According to Newsom, he didn’t plan on or desire to schedule the most recent appointment. But as Feinstein fell ill and the details surrounding her condition became less clear, he and his closest advisers had been debating whether or not to take this action for months. After a two-month hiatus, Newsom returned to the Senate in May. She vehemently backed her term-long tenure, arguing that Senate Republicans would exploit her vacancy to obstruct judicial confirmations that President Joe Biden and Senate Majority Leader Chuck Schumer had prioritized.

“You think Mitch McConnell is going to seat another federal judge? Not a chance in hell.

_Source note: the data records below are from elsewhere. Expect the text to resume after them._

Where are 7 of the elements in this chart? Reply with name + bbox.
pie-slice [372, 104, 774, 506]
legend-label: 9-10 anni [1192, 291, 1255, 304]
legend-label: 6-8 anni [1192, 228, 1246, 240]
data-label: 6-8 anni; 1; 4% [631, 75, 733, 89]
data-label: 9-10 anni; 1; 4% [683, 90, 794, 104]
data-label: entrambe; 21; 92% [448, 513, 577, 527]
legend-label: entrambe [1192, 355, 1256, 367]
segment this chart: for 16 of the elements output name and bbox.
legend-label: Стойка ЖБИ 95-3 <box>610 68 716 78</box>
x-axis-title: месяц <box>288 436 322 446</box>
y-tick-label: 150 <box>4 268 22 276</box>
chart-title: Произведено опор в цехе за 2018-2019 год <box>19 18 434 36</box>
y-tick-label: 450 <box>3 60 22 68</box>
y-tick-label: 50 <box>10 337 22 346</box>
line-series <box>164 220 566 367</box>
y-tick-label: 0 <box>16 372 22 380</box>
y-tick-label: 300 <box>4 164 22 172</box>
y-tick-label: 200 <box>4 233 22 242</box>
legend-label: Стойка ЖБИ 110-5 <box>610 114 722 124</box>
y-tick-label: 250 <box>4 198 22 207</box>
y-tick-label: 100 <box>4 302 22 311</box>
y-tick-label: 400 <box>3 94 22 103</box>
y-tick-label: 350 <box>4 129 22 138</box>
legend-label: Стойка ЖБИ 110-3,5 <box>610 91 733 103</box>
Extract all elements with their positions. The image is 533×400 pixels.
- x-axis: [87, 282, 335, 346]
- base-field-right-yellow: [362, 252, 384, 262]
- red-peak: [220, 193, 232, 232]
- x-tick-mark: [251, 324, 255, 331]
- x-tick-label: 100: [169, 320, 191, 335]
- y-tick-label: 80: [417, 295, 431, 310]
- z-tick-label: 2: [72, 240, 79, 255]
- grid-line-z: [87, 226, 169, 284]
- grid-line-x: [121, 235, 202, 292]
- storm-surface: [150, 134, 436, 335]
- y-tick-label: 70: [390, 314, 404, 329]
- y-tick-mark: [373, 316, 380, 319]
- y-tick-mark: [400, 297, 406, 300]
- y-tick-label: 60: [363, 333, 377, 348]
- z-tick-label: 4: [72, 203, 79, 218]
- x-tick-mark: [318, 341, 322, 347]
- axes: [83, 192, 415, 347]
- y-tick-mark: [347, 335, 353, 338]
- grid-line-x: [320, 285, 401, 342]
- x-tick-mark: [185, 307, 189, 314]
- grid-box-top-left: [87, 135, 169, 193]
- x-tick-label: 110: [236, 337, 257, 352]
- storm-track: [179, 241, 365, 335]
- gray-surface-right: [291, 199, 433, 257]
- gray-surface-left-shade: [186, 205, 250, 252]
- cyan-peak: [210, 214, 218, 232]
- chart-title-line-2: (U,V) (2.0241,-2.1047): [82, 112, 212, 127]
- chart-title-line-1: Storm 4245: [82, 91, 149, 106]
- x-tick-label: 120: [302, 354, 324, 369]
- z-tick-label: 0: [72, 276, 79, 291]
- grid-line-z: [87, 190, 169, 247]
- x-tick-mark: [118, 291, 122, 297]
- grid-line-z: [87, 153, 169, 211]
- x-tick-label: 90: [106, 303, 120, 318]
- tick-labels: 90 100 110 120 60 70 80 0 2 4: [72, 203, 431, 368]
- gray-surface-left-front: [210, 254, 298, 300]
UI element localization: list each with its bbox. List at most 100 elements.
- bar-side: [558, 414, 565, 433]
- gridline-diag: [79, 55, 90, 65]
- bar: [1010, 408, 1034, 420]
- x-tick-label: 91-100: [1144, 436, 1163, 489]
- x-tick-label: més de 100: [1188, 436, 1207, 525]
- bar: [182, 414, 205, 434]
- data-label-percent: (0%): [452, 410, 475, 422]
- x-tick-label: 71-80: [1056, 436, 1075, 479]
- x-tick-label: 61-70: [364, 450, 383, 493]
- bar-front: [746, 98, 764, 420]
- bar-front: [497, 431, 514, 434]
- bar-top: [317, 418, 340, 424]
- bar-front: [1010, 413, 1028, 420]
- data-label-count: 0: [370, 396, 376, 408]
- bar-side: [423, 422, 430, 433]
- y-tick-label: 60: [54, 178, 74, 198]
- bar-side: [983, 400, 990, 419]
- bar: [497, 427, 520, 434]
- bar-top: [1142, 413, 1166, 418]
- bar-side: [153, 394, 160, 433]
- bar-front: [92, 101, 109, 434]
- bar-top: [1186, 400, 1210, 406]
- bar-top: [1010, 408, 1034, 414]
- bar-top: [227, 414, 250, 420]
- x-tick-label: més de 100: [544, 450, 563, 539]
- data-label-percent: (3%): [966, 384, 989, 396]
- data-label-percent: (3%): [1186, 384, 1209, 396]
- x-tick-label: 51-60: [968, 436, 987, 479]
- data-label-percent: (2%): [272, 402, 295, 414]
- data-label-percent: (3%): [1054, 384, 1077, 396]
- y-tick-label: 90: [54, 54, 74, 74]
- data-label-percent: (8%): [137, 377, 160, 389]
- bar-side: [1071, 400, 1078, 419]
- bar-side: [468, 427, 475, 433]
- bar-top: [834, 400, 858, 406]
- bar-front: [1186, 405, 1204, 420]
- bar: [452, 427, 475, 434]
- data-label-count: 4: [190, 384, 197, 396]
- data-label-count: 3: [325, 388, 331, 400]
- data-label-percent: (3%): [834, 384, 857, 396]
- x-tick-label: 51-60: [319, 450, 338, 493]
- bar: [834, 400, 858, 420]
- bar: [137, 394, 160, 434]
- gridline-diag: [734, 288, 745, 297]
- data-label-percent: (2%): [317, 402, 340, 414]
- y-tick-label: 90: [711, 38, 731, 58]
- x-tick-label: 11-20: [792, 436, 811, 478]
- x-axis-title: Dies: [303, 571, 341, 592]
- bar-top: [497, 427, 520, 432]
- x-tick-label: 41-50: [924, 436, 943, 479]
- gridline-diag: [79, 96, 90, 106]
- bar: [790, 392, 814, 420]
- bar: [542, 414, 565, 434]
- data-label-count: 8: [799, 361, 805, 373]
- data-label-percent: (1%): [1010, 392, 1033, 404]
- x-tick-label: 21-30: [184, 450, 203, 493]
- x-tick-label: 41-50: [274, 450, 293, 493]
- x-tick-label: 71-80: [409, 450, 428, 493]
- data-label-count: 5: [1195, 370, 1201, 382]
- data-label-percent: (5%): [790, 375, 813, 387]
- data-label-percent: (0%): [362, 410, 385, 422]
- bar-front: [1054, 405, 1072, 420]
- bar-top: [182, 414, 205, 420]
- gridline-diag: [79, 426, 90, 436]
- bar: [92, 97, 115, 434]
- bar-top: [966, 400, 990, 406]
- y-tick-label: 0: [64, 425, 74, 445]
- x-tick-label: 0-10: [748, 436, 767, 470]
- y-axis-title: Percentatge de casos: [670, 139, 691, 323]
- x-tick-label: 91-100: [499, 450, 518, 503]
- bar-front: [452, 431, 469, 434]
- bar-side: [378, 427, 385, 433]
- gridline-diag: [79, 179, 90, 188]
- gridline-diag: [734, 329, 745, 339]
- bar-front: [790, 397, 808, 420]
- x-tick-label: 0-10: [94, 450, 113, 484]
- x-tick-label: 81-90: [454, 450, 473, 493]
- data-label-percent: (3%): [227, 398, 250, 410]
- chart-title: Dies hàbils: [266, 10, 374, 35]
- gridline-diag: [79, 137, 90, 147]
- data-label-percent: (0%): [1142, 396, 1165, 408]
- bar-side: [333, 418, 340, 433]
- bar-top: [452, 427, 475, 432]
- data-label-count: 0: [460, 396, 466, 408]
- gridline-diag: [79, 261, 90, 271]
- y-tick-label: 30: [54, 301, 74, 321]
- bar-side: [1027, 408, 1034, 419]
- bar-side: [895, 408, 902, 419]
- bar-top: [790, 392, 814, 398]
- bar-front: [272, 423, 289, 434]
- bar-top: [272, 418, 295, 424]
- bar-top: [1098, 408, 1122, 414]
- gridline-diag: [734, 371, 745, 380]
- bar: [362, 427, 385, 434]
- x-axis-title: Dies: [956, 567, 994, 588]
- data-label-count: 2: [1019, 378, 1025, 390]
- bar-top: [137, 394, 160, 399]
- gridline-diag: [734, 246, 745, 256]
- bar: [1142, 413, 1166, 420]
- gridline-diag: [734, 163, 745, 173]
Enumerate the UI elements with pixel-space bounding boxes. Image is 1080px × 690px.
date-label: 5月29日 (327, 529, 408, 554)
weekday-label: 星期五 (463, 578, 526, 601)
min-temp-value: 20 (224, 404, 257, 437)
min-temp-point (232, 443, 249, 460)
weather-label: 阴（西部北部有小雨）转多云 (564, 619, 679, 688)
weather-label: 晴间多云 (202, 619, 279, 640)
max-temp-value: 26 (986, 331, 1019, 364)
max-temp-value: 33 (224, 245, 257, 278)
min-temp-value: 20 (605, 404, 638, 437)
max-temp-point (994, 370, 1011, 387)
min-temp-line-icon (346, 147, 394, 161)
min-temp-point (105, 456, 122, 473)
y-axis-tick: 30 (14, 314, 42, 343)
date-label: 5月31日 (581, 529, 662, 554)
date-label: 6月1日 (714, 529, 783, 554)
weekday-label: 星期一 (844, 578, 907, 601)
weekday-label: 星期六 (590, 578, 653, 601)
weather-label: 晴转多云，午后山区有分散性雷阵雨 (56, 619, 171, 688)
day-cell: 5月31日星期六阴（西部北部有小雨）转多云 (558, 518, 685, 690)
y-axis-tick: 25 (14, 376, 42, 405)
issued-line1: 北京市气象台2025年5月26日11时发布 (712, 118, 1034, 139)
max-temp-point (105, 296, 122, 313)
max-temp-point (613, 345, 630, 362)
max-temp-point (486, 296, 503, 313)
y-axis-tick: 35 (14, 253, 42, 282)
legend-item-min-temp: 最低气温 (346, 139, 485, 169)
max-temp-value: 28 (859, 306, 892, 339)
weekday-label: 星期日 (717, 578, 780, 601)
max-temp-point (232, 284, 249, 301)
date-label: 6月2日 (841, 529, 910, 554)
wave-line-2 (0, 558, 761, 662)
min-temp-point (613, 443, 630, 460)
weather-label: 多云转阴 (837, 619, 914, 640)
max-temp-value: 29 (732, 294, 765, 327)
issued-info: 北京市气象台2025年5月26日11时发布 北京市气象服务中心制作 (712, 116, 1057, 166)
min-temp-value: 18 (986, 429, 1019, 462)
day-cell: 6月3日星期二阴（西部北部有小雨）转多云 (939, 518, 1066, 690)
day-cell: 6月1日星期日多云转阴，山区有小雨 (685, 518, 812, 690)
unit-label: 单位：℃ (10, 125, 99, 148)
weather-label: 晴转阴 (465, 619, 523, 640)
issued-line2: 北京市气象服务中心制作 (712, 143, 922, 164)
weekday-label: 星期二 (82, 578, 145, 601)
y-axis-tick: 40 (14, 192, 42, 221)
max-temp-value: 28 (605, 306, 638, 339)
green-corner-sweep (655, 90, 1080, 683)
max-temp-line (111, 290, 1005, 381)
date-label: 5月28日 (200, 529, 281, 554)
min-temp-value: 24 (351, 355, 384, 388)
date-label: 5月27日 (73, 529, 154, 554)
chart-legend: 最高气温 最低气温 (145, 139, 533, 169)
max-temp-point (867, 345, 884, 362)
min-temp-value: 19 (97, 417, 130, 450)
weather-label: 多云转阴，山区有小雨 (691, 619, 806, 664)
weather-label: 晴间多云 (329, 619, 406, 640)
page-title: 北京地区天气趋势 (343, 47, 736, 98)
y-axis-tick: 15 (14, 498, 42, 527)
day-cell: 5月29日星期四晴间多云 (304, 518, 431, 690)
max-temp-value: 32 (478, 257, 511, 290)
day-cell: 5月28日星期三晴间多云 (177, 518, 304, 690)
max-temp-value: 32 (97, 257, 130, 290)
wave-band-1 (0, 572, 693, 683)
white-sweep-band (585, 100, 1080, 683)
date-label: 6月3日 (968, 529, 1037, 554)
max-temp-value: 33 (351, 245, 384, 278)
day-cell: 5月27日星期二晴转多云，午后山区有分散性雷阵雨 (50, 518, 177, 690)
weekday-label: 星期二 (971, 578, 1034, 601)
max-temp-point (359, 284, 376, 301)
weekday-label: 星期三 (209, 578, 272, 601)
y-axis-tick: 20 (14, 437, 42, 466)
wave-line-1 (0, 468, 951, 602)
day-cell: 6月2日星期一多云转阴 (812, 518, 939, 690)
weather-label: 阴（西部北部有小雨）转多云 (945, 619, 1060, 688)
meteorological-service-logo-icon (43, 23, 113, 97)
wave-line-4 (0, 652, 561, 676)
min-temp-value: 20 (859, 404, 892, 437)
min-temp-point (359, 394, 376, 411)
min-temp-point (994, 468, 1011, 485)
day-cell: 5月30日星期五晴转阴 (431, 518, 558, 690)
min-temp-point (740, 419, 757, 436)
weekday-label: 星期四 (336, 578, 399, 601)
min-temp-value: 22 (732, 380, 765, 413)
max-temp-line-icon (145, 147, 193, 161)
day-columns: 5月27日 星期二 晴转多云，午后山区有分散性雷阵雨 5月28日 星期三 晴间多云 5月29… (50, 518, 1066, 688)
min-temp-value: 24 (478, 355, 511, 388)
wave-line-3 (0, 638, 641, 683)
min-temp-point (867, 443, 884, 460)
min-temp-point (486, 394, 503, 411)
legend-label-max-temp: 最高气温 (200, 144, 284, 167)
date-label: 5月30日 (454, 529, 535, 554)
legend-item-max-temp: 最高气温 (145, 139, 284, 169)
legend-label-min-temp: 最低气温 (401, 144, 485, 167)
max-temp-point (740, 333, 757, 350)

You better wish, you better pray, for her health,” Newsom told a Democratic Idaho voter during a tour of red states in July.

According to two other people familiar with their conversations, Schumer was among those who pushed Newsom to act quickly in light of the impending government shutdown in Washington and the thin Democratic majority in the Senate.

When a stopgap financing package was approved by the Senate late on Saturday and sent to Joe Biden’s desk for signature, Newsom gained some attention. Nonetheless, by then, Newsom and his team were well on their way to securing the position, ending a momentous chapter for the governor and his state and appointing the first Black woman to the Senate since Harris.

The post Newsom Makes Surprising Official Pick to Replace Feinstein appeared first on The Republic Brief.